The Supreme Court on Thursday declared the Obama-era Clean Power Plan unlawful, dealing a major blow to the power of federal bureaucrats.
The Court said agencies must have crystal-clear authorization from Congress before crafting sweeping regulatory changes. The decision heralds the arrival of a new era of judicial scrutiny of federal agencies that are accustomed to operating with practically no oversight from judges.
Chief Justice John Roberts delivered the majority opinion for a 6-3 Court, while Justice Elena Kagan led the liberal trio in dissent.
"Capping carbon dioxide emissions at a level that will force a nationwide transition away from the use of coal to generate electricity may be a sensible solution to the crisis of the day," Roberts wrote. "But it is not plausible that Congress gave EPA the authority to adopt on its own such a regulatory scheme. A decision of such magnitude and consequence rests with Congress itself, or an agency acting pursuant to a clear delegation."
The decision is the latest setback to President Joe Biden’s sputtering climate change agenda. His $2.2 trillion climate and social spending bill is moribund in Congress due to opposition from moderates in his own party. And Russia's invasion of Ukraine forced the administration to step up exports of natural gas to Europe, hoping to wean allies of their dependence on Russian oil. Environmentalists opposed that step for fear it will expand domestic drilling.
Thursday’s case has its roots with the Obama-era Clean Power Plan, which was meant to swap coal-burning power plants with green energy by setting stringent caps on carbon emissions from energy providers. Though the Trump administration ditched the scheme before it took effect, power companies, red states, and environmentalists have clashed in the intervening years over the scope of the agency’s power.
As is increasingly the case with ideologically fraught disputes, the Biden administration urged the Court to toss the case on technical grounds. The original Clean Power Plan has been on a shelf for years, and Biden’s EPA is at work on a new climate plan it’s expected to unveil later this year. Judicial intervention at this point would be inappropriate, government lawyers argued.
Tech giants like Google and Apple weighed in with amicus briefs backing the power plan.
The biggest question in the case was whether the Clean Power Plan violated the "major questions doctrine." That rule holds that Congress needs to be crystal clear when it's assigning an agency powers of "vast economic and political significance."
Red state litigants said Congress never meant to give the EPA authority to fundamentally rework the nation’s power grid when it passed the Clean Air Act in 1970. At a minimum, they argued, it’s not obvious that Congress did so, and agencies must have unambiguous authorization when crafting such ambitious programs.
The majority agreed. Writing for the Court, Roberts explained the Clean Air Act provision the EPA invoked has historically addressed specific emitters. It has never once served as a basis for redesigning the entire power grid.
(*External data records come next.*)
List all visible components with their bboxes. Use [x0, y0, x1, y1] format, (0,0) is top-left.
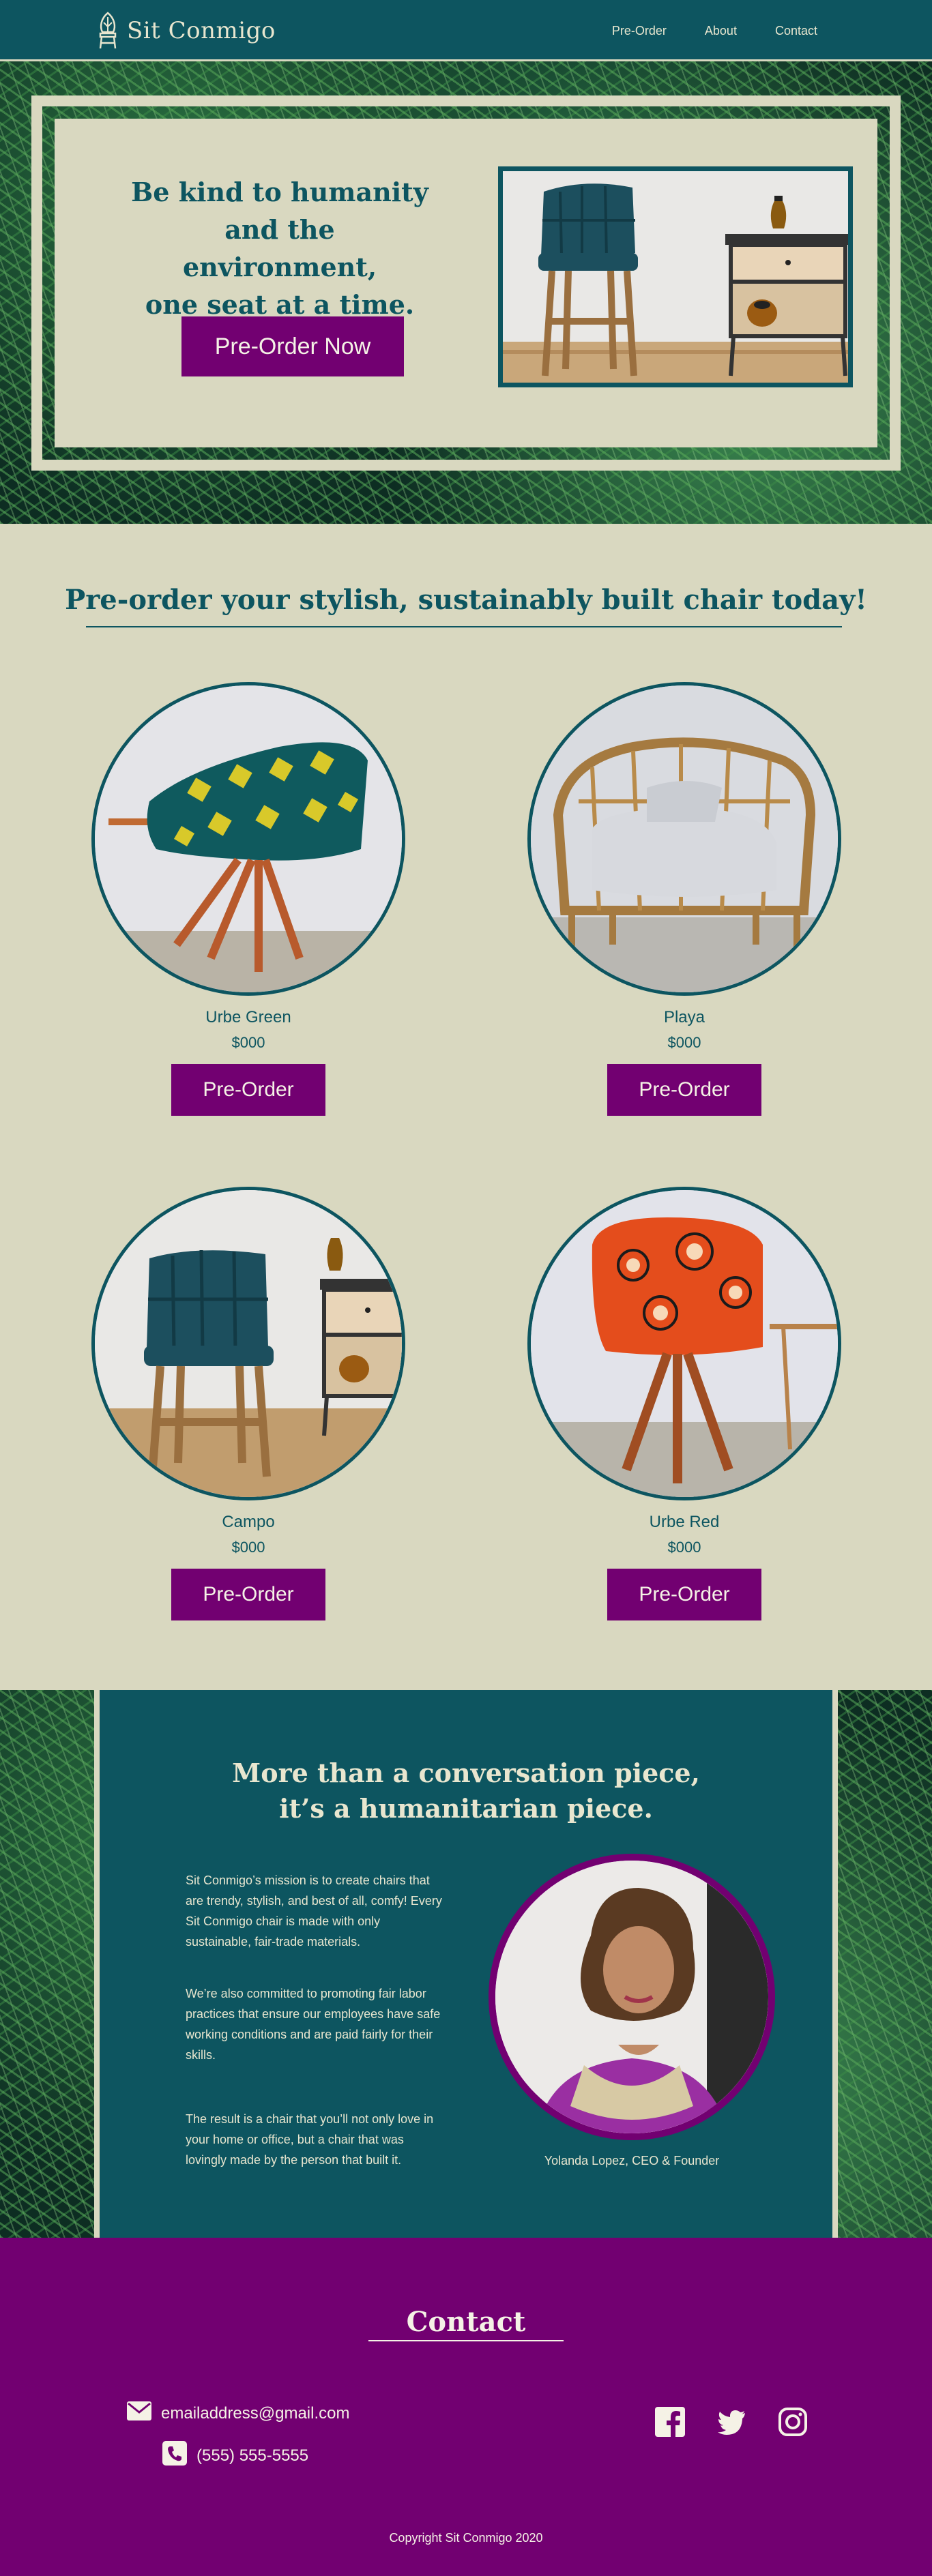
product-image-urbe-red[interactable]	[527, 1187, 841, 1500]
email-link[interactable]: emailaddress@gmail.com	[127, 2401, 349, 2425]
hero-title-line-2: and the environment,	[182, 214, 377, 282]
products-section: Pre-order your stylish, sustainably buil…	[0, 524, 932, 1690]
product-price: $000	[667, 1539, 701, 1556]
facebook-icon[interactable]	[655, 2407, 685, 2437]
product-image-playa[interactable]	[527, 682, 841, 996]
product-price: $000	[231, 1539, 265, 1556]
ceo-photo	[489, 1854, 775, 2140]
twitter-icon[interactable]	[716, 2407, 746, 2437]
product-price: $000	[231, 1034, 265, 1051]
product-price: $000	[667, 1034, 701, 1051]
contact-title: Contact	[406, 2306, 526, 2338]
nav-link-contact[interactable]: Contact	[756, 24, 836, 38]
ceo-caption: Yolanda Lopez, CEO & Founder	[544, 2154, 720, 2167]
hero-title-line-3: one seat at a time.	[145, 289, 415, 320]
instagram-icon[interactable]	[778, 2407, 808, 2437]
email-address: emailaddress@gmail.com	[161, 2403, 350, 2423]
envelope-icon	[127, 2401, 151, 2425]
social-links	[655, 2407, 808, 2437]
pre-order-button-playa[interactable]: Pre-Order	[607, 1064, 761, 1116]
mission-paragraph-1: Sit Conmigo’s mission is to create chair…	[186, 1874, 442, 1949]
product-name: Urbe Red	[649, 1513, 720, 1531]
copyright: Copyright Sit Conmigo 2020	[389, 2531, 543, 2545]
hero-frame: Be kind to humanity and the environment,…	[31, 95, 901, 471]
product-card-campo: Campo $000 Pre-Order	[91, 1187, 405, 1620]
product-image-urbe-green[interactable]	[91, 682, 405, 996]
chair-logo-icon	[99, 12, 117, 49]
hero-title-line-1: Be kind to humanity	[131, 177, 428, 207]
pre-order-button-campo[interactable]: Pre-Order	[171, 1569, 325, 1620]
mission-section: More than a conversation piece, it’s a h…	[0, 1690, 932, 2238]
pre-order-button-urbe-red[interactable]: Pre-Order	[607, 1569, 761, 1620]
hero-section: Be kind to humanity and the environment,…	[0, 61, 932, 524]
mission-title-line-1: More than a conversation piece,	[232, 1758, 700, 1788]
mission-paragraph-2: We’re also committed to promoting fair l…	[186, 1987, 441, 2062]
top-navbar: Sit Conmigo Pre-Order About Contact	[0, 0, 932, 61]
contact-divider	[368, 2340, 564, 2341]
brand-name: Sit Conmigo	[127, 17, 276, 44]
products-title: Pre-order your stylish, sustainably buil…	[65, 584, 867, 616]
hero-chair-image	[498, 166, 853, 387]
product-card-playa: Playa $000 Pre-Order	[527, 682, 841, 1116]
product-card-urbe-red: Urbe Red $000 Pre-Order	[527, 1187, 841, 1620]
phone-icon	[162, 2441, 187, 2470]
mission-title-line-2: it’s a humanitarian piece.	[279, 1793, 653, 1824]
page: Sit Conmigo Pre-Order About Contact Be k…	[0, 0, 932, 2576]
pre-order-button-urbe-green[interactable]: Pre-Order	[171, 1064, 325, 1116]
nav-link-pre-order[interactable]: Pre-Order	[593, 24, 686, 38]
product-name: Urbe Green	[205, 1008, 291, 1026]
product-name: Campo	[222, 1513, 275, 1531]
nav-link-about[interactable]: About	[686, 24, 756, 38]
product-card-urbe-green: Urbe Green $000 Pre-Order	[91, 682, 405, 1116]
product-image-campo[interactable]	[91, 1187, 405, 1500]
mission-title: More than a conversation piece, it’s a h…	[100, 1756, 832, 1826]
mission-panel: More than a conversation piece, it’s a h…	[94, 1690, 838, 2238]
product-name: Playa	[663, 1008, 705, 1026]
hero-panel: Be kind to humanity and the environment,…	[55, 119, 877, 447]
pre-order-now-button[interactable]: Pre-Order Now	[181, 316, 404, 376]
hero-title: Be kind to humanity and the environment,…	[130, 173, 430, 323]
phone-link[interactable]: (555) 555-5555	[162, 2441, 308, 2470]
nav-links: Pre-Order About Contact	[593, 0, 836, 61]
brand-logo-link[interactable]: Sit Conmigo	[96, 10, 276, 52]
products-divider	[86, 626, 842, 627]
mission-paragraph-3: The result is a chair that you’ll not on…	[186, 2112, 434, 2167]
contact-section: Contact emailaddress@gmail.com (555) 555…	[0, 2238, 932, 2576]
phone-number: (555) 555-5555	[196, 2446, 309, 2465]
"In arguing that [the Clean Air Act] empowers it to substantially restructure the American energy market, EPA claimed to discover in a long-extant statute an unheralded power representing a transformative expansion in its regulatory authority," Roberts wrote. "It located that newfound power in the vague language of an ancillary provision. Given these circumstances, there is every reason to hesitate before concluding that Congress meant to confer on EPA the authority it claims."
Kagan accused the conservative justices of betraying their text-based approach to interpreting law in her dissent. The Clean Air Act gives the EPA ample authority to regulate polluters, she wrote, so the Court made up a new rule to reach its preferred result.
"The current Court is textualist only when being so suits it," Kagan wrote. "When that method would frustrate broader goals, special canons like the ‘major questions doctrine’ magically appear as get-out-of-text-free cards."
Justice Neil Gorsuch responded in a separate opinion, and needled the dissent for casting climate change as an urgent problem. True though that may be, he wrote, it only goes to show that the Clean Power Plan counts as a "major question" that needs unmistakable grounding in the law.
"As the dissent observes, the challenged action before us concerns one of the greatest challenges of our time," Gorsuch wrote. "If this case does not implicate a question of deep economic and political significance it is unclear what might."
Though green energy policy doesn’t register as a top concern for most voters, it’s a priority for young progressives. Thursday’s decision risks demoralizing that voter bloc, which has already turned sharply against Biden given what they see as his failure to deliver.
The case is No. 20-1530 West Virginia v. EPA.
Update 4:30 p.m.: This article has been updated.